I want to close with the question I have been asking each of our thought leaders –

Before that, can I offer my best coaching advice for people?

Imagine you're 95, on your death bed. But before you take your last breath you are given a great gift, the ability to go back in time and talk to the person reading this article. What advice would the wise, 95-year-old you – who knows what really matters in life and what doesn't – have for the person, you, reading this article right now? What personal advice for that person? What professional advice?

A friend of mine happened to interview old people who were dying. Three themes emerged in their personal advice. The first was summed up in three words: Be happy now. Not next week. Not next month. Not next year. Be happy now. It's a great Western disease that we'll be happy in the future – when we get higher status, or that BMW, or that promotion, or this project finished. Instead, be happy now.

The second theme was about friends and family. When you're 95 and on your death bed, no employees are waving goodbye. It's only family and friends.

Third, if you have a dream, go for it, because if you don't when you are 35, you may not when you're 85.

The advice old people gave professionally isn't much different. Have fun. Life is short. Do whatever you can to help people – not for status, but because the 95-year-old you will be proud if you did help people and disappointed if you didn't. Finally, old people almost never regret the risk they took and failed; they regret the risk they didn't take.

Now, your final question.

Who do you turn to for reading, learning and wisdom on leadership and self-improvement?

I am very blessed to have had many wonderful teachers. A mentor who changed my life happens to be quite ill right now. His name is Paul Hersey. Without Paul Hersey, there is no way I would be who I am. He gave me the opportunity to get started in this business. He has been a mentor, coach and adviser to me, and also tremendous help to Ken Blanchard.
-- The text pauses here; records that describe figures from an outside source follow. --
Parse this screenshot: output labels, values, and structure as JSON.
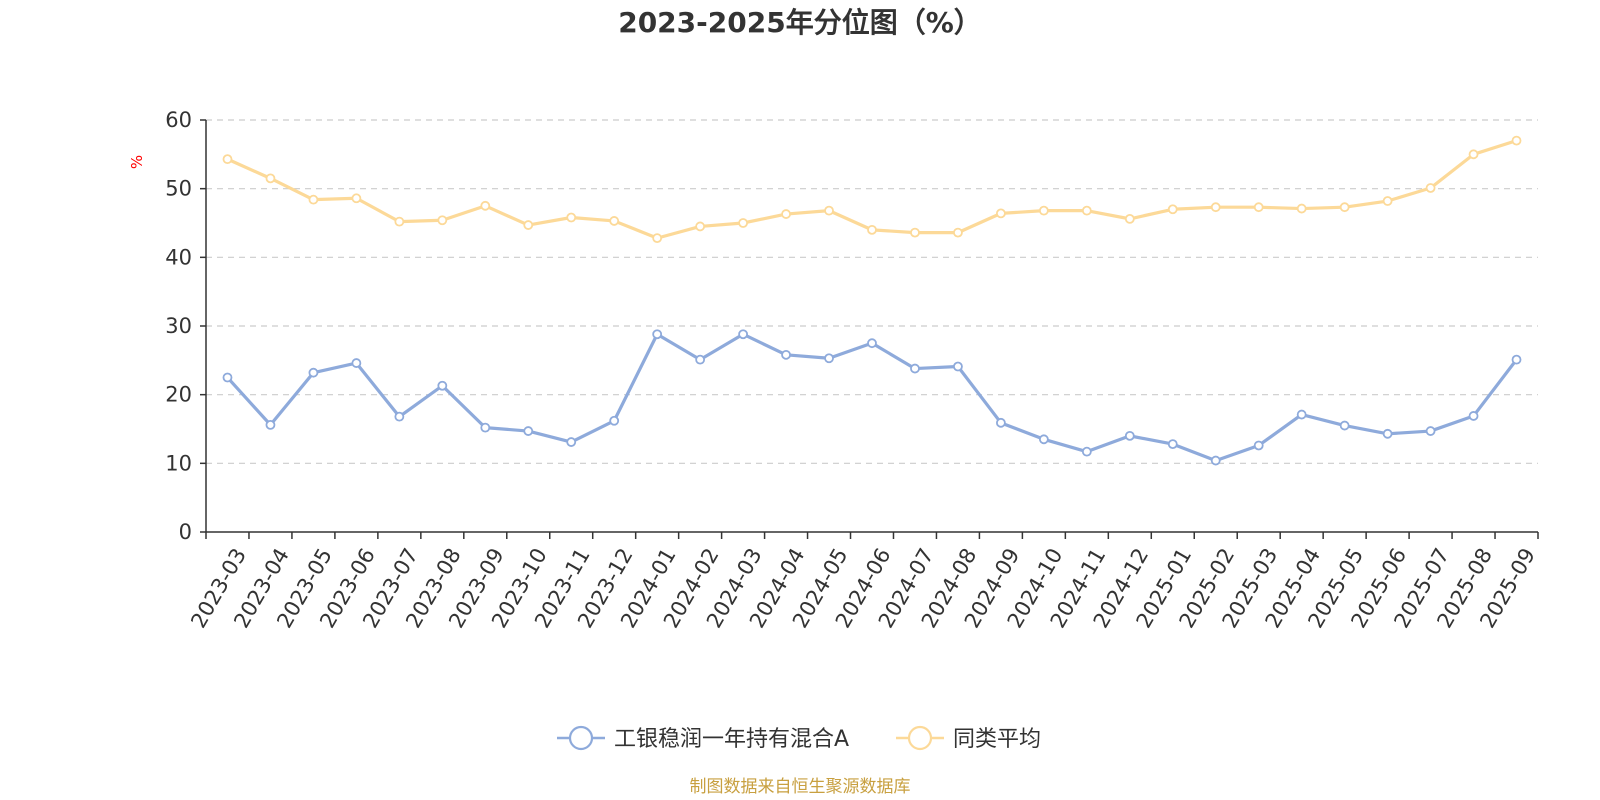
{
  "chart_data": {
    "type": "line",
    "title": "2023-2025年分位图（%）",
    "ylabel": "%",
    "xlabel": "",
    "ylim": [
      0,
      60
    ],
    "yticks": [
      0,
      10,
      20,
      30,
      40,
      50,
      60
    ],
    "grid": true,
    "legend_position": "bottom",
    "categories": [
      "2023-03",
      "2023-04",
      "2023-05",
      "2023-06",
      "2023-07",
      "2023-08",
      "2023-09",
      "2023-10",
      "2023-11",
      "2023-12",
      "2024-01",
      "2024-02",
      "2024-03",
      "2024-04",
      "2024-05",
      "2024-06",
      "2024-07",
      "2024-08",
      "2024-09",
      "2024-10",
      "2024-11",
      "2024-12",
      "2025-01",
      "2025-02",
      "2025-03",
      "2025-04",
      "2025-05",
      "2025-06",
      "2025-07",
      "2025-08",
      "2025-09"
    ],
    "series": [
      {
        "name": "工银稳润一年持有混合A",
        "color": "#8eaadb",
        "values": [
          22.5,
          15.6,
          23.2,
          24.6,
          16.8,
          21.3,
          15.2,
          14.7,
          13.1,
          16.2,
          28.8,
          25.1,
          28.8,
          25.8,
          25.3,
          27.5,
          23.8,
          24.1,
          15.9,
          13.5,
          11.7,
          14.0,
          12.8,
          10.4,
          12.6,
          17.1,
          15.5,
          14.3,
          14.7,
          16.9,
          25.1
        ]
      },
      {
        "name": "同类平均",
        "color": "#fcd998",
        "values": [
          54.3,
          51.5,
          48.4,
          48.6,
          45.2,
          45.4,
          47.5,
          44.7,
          45.8,
          45.3,
          42.8,
          44.5,
          45.0,
          46.3,
          46.8,
          44.0,
          43.6,
          43.6,
          46.4,
          46.8,
          46.8,
          45.6,
          47.0,
          47.3,
          47.3,
          47.1,
          47.3,
          48.2,
          50.1,
          55.0,
          57.0
        ]
      }
    ]
  },
  "source_note": "制图数据来自恒生聚源数据库"
}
Ken and I had been planning for years to have a little dinner for Paul, and we didn't organize it. Fortunately, six months ago, we did. That was before he learned he had cancer. We are so happy we held it. It was a reminder to take time to say thank you to people who have helped you.

Another person who has helped me is Richard Beckhard, a great teacher and coach. Also Peter Drucker and Frances Hesselbein, who Peter Drucker said was the greatest leader he met in his life. I also learn from my clients.

In terms of reading, I would recommend my friend Jim Kouzes, who wrote The Leadership Challenge 25 years ago. I think it's the basic manual for being a good leader.

This interview has been condensed and edited.

Harvey Schachter is a Battersea, Ont.-based writer who writes Monday Morning Manager for The Globe and Mail's T.G.I.M. page, management book reviews on Wednesdays and an online work-life balance column on Fridays.